The 1999 failure is what President Ruto has fixed by ensuring that there is enabling legislation to support his plan.

In the Kenya Kwanza Manifesto on Healthcare, President Ruto committed to realise the constitutional right to health in the shortest time possible by delivering a Universal Health Coverage system built on three pillars as follows: fully publicly financed primary healthcare, (preventive, promotive, outpatient and basic diagnostic services), that gives patients choice between public, faith-based and private providers, based on a regulated tariff.

He also promised a universal seamless health insurance system comprising mandatory national insurance and private insurance as complementary covers, with NHIF as the primary and private as secondary cover, a national fund for chronic and catastrophic illness and injury costs not covered (or with very restrictive cover) by insurance (cancer, diabetes, strokes and accident rehabilitation, pandemics) to be funded by combination of insurance levy and government.

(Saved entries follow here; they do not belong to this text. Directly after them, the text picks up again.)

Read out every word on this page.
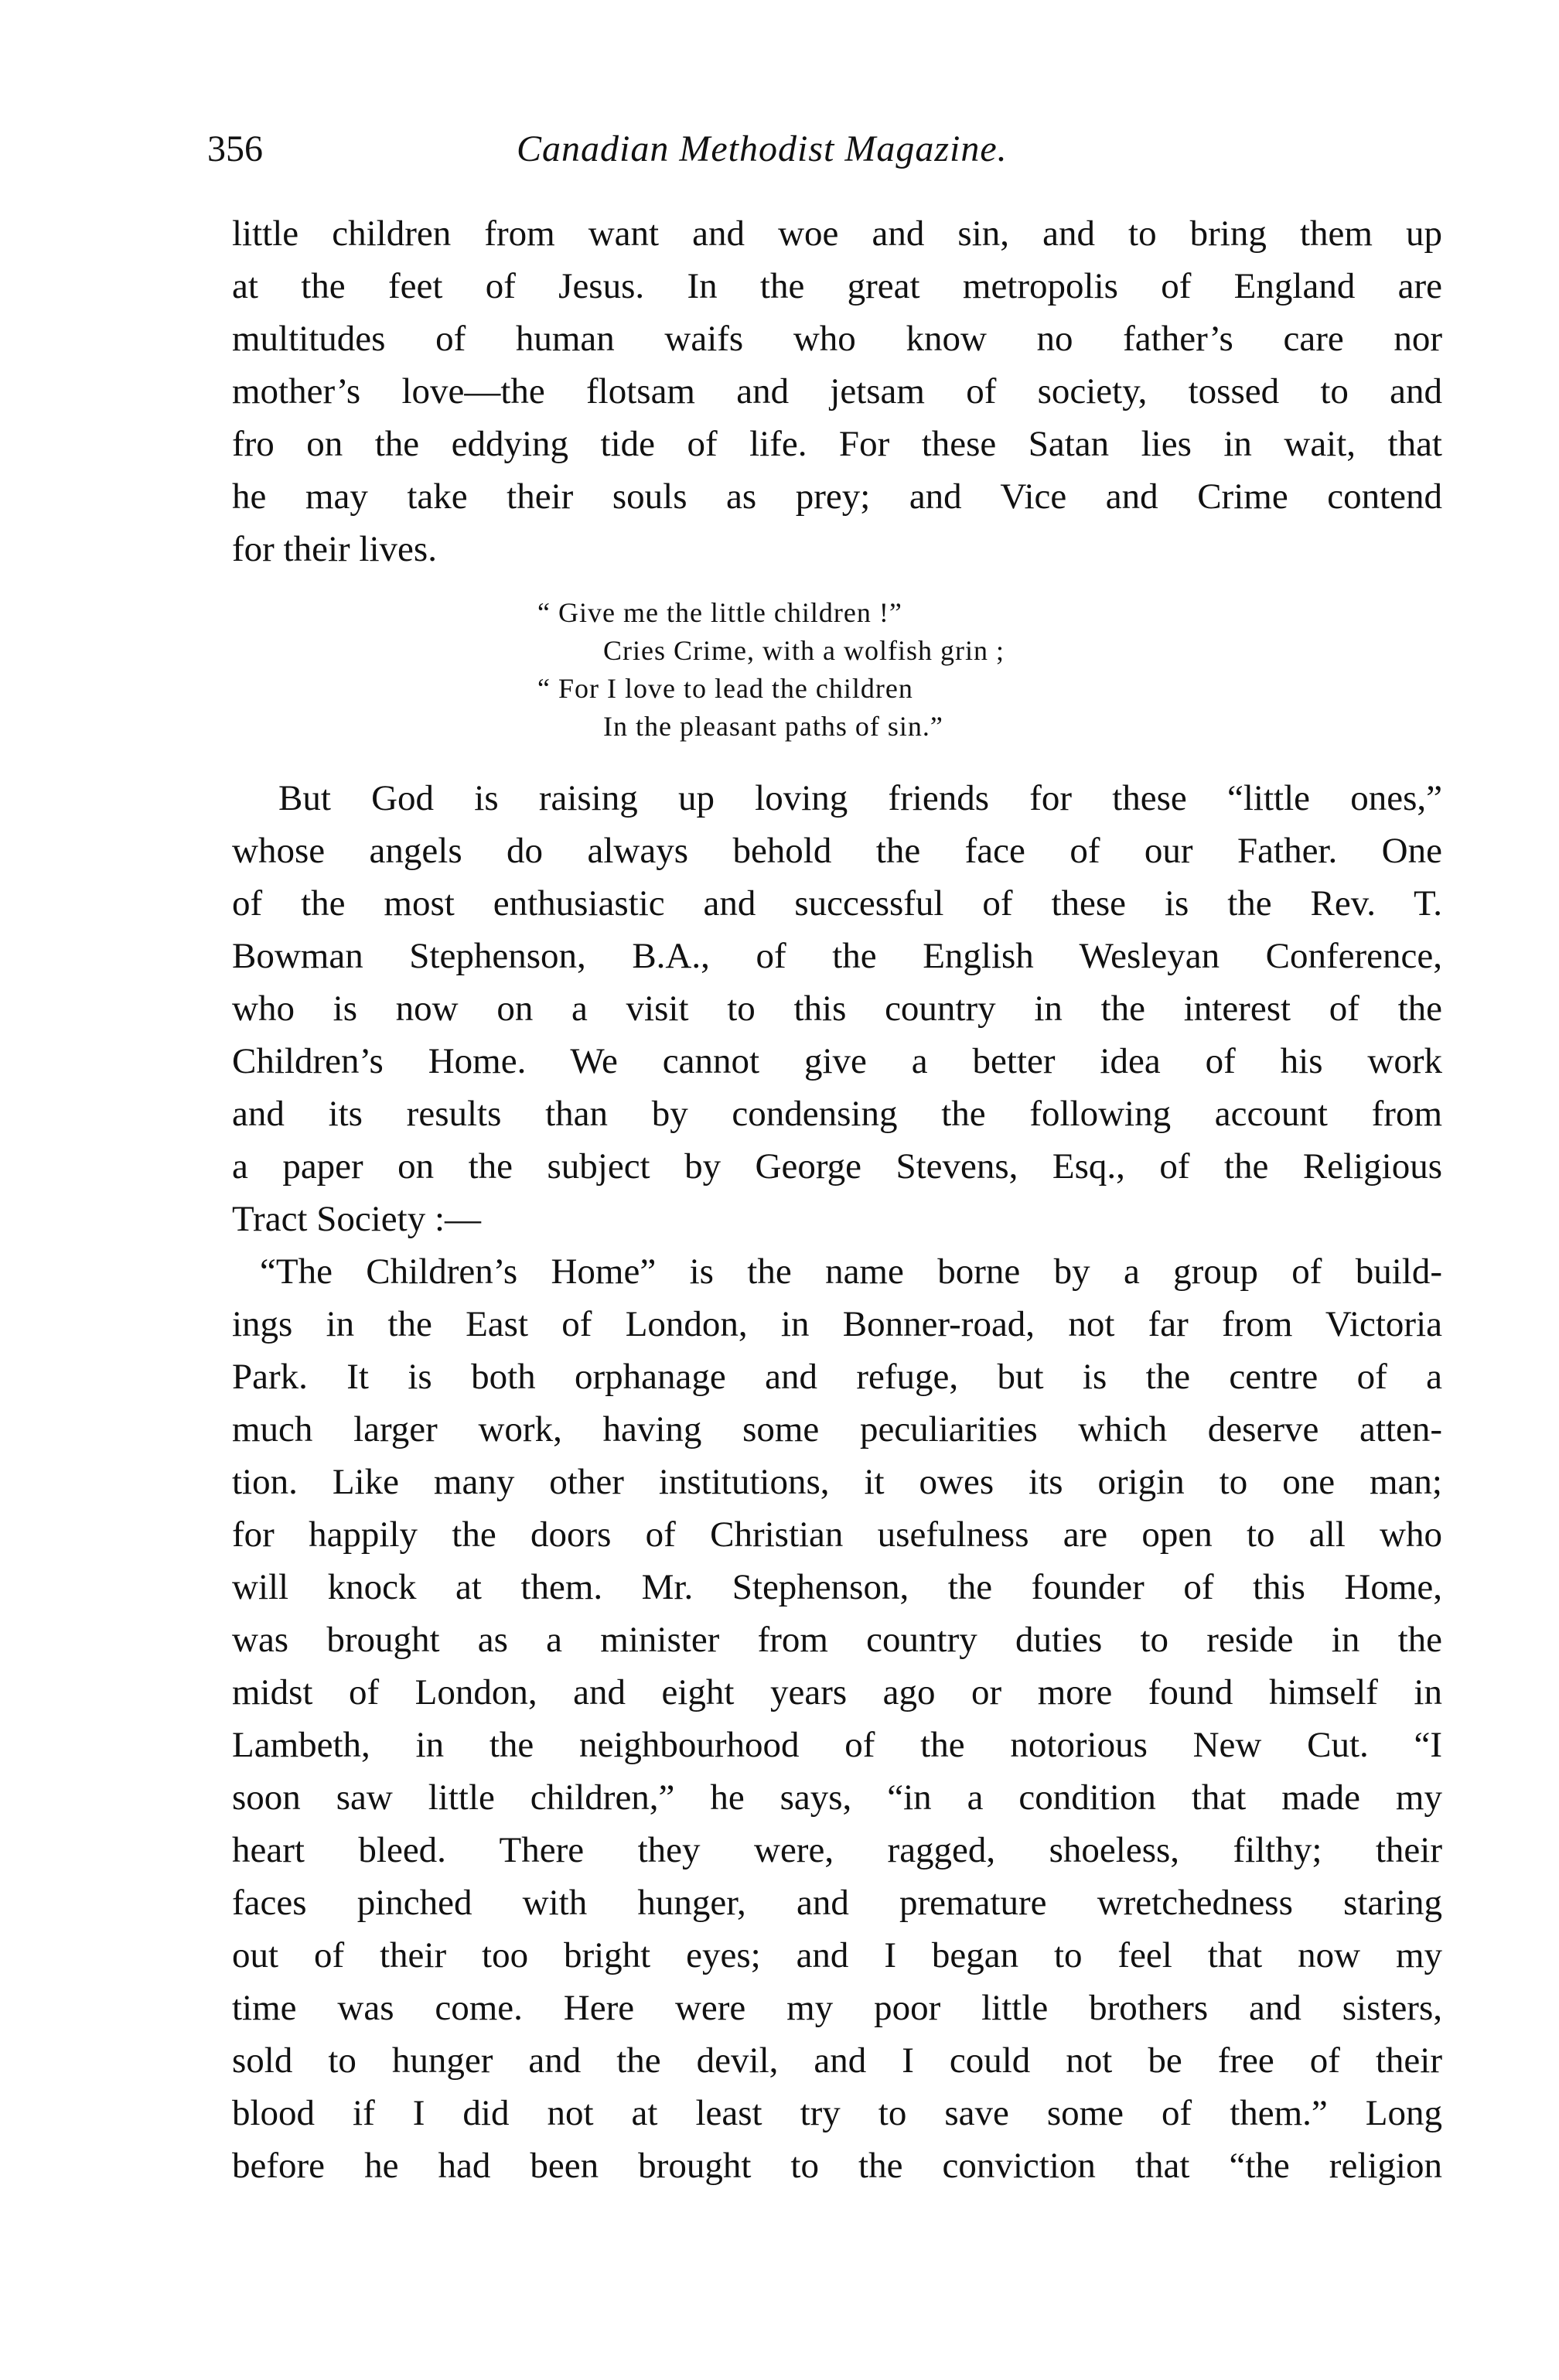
356	Canadian Methodist Magazine.
little children from want and woe and sin, and to bring them up
at the feet of Jesus. In the great metropolis of England are
multitudes of human waifs who know no father’s care nor
mother’s love—the flotsam and jetsam of society, tossed to and
fro on the eddying tide of life. For these Satan lies in wait, that
he may take their souls as prey; and Vice and Crime contend
for their lives.
“ Give me the little children !”
Cries Crime, with a wolfish grin ;
“ For I love to lead the children
In the pleasant paths of sin.”
But God is raising up loving friends for these “little ones,”
whose angels do always behold the face of our Father. One
of the most enthusiastic and successful of these is the Rev. T.
Bowman Stephenson, B.A., of the English Wesleyan Conference,
who is now on a visit to this country in the interest of the
Children’s Home. We cannot give a better idea of his work
and its results than by condensing the following account from
a paper on the subject by George Stevens, Esq., of the Religious
Tract Society :—
“The Children’s Home” is the name borne by a group of build-
ings in the East of London, in Bonner-road, not far from Victoria
Park. It is both orphanage and refuge, but is the centre of a
much larger work, having some peculiarities which deserve atten-
tion. Like many other institutions, it owes its origin to one man;
for happily the doors of Christian usefulness are open to all who
will knock at them. Mr. Stephenson, the founder of this Home,
was brought as a minister from country duties to reside in the
midst of London, and eight years ago or more found himself in
Lambeth, in the neighbourhood of the notorious New Cut. “I
soon saw little children,” he says, “in a condition that made my
heart bleed. There they were, ragged, shoeless, filthy; their
faces pinched with hunger, and premature wretchedness staring
out of their too bright eyes; and I began to feel that now my
time was come. Here were my poor little brothers and sisters,
sold to hunger and the devil, and I could not be free of their
blood if I did not at least try to save some of them.” Long
before he had been brought to the conviction that “the religion
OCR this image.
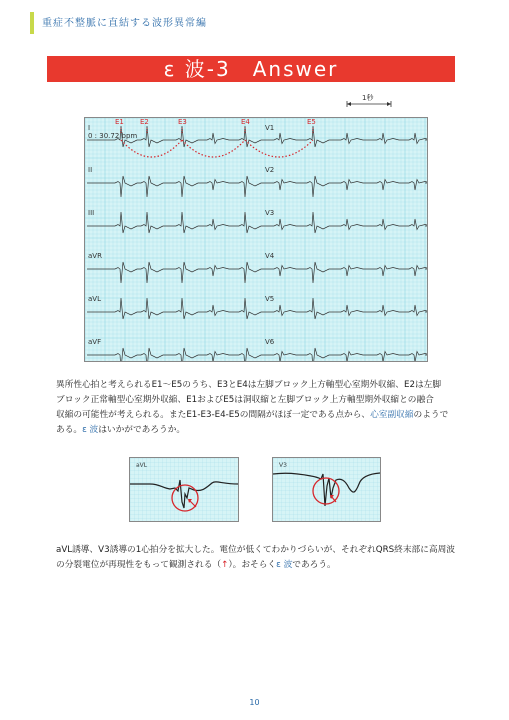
重症不整脈に直結する波形異常編
ε 波-3　Answer
1秒
0 : 30.72 bpm
E1 E2	E3	E4	E5
I
II
III
aVR
aVL
aVF
V1
V2
V3
V4
V5
V6
異所性心拍と考えられるE1〜E5のうち、E3とE4は左脚ブロック上方軸型心室期外収縮、E2は左脚
ブロック正常軸型心室期外収縮、E1およびE5は洞収縮と左脚ブロック上方軸型期外収縮との融合
収縮の可能性が考えられる。またE1-E3-E4-E5の間隔がほぼ一定である点から、心室副収縮のようで
ある。ε 波はいかがであろうか。
aVL誘導、V3誘導の1心拍分を拡大した。電位が低くてわかりづらいが、それぞれQRS終末部に高周波
の分裂電位が再現性をもって観測される（↑）。おそらくε 波であろう。
10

This was demonstrated in the assenting of the tripartite acts to ensure provision, access and management of healthcare is realized.

In conclusion, we look forward to regulations that will now operationalise the laws. The President is succeeding where his predecessors failed. Kenyans need to support the President in his quest to have healthcare affordable and accessible to all Kenyans, especially poor households. Kudos my friend, Mr President.